The Statesman editorial board asked the Governor to veto a bill about Texas beaches.
In the next-to-last day of the recent regular legislative session, lawmakers OK’d House Bill 770 to allow homestead exemptions for property from which homeowners had to move because of natural disaster damage.
Seems reasonable. What doesn’t seem reasonable is the amendment added in the session’s closing hours. …
What it does is allow Bolivar property owners to rebuild on their property even though it is now, as a result of Ike, on public beach land.
The article mentions the arguments of both sides, with advocates saying the bill is really “about eminent domain” and opponents (including Land Commissioner Jerry Patterson) arguing that there are other policies that need to be weighed.
But the Statesman seems most concerned about how this provision was added to the law.
The amendment makes a significant statement about public beaches and private property.
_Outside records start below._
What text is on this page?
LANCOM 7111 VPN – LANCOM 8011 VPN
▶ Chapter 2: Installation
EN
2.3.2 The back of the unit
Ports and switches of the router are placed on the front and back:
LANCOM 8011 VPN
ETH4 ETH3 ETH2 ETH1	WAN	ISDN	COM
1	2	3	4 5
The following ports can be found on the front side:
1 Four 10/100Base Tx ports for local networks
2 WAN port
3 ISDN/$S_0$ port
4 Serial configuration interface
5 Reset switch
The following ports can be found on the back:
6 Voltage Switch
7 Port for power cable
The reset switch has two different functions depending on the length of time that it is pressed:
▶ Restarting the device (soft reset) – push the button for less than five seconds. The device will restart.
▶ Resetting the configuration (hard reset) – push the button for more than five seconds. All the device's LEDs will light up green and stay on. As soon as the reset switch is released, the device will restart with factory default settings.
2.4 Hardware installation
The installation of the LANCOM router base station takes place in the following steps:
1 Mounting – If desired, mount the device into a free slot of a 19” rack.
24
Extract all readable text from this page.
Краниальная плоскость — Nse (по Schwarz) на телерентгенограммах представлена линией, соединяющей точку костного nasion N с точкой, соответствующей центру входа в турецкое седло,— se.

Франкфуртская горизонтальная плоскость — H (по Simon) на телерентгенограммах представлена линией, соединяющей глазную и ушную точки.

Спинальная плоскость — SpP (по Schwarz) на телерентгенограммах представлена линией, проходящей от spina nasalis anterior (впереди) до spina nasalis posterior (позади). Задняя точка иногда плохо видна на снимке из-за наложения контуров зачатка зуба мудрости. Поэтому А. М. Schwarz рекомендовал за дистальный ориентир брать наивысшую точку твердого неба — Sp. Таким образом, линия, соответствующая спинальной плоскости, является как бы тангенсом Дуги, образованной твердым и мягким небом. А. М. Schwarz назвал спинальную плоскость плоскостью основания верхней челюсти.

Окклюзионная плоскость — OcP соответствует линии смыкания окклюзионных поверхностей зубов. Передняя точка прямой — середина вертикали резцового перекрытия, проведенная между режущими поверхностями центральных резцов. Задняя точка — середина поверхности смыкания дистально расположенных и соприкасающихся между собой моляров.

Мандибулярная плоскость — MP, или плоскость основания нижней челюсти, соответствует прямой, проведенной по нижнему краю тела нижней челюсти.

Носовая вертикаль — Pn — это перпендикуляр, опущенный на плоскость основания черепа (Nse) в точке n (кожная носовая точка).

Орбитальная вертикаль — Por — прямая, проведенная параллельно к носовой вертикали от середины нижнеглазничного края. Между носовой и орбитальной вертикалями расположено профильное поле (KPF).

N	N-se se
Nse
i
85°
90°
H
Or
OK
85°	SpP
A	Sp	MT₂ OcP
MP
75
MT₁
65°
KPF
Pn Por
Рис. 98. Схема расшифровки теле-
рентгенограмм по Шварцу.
Significant enough to warrant full legislative review, complete with public hearing.
Patterson, never a mincer of words, told the Houston Chronicle: “My opinion is just to say, ‘Screw you, Wayne Christian,’ because the Legislature didn’t pass this, one guy passed this.”
In his e-mail, Christian railed about Patterson’s “cursive language.”
We’re really not sure what “cursive language” is, but perhaps this falls under that header: Perry should veto the damn bill.
If the bill does become law, it might weigh on the pending case Severance v. Patterson, No. 09-0387 (DocketDB), a certified question from the Fifth Circuit asking about how Texas law deals with rolling easements on beaches.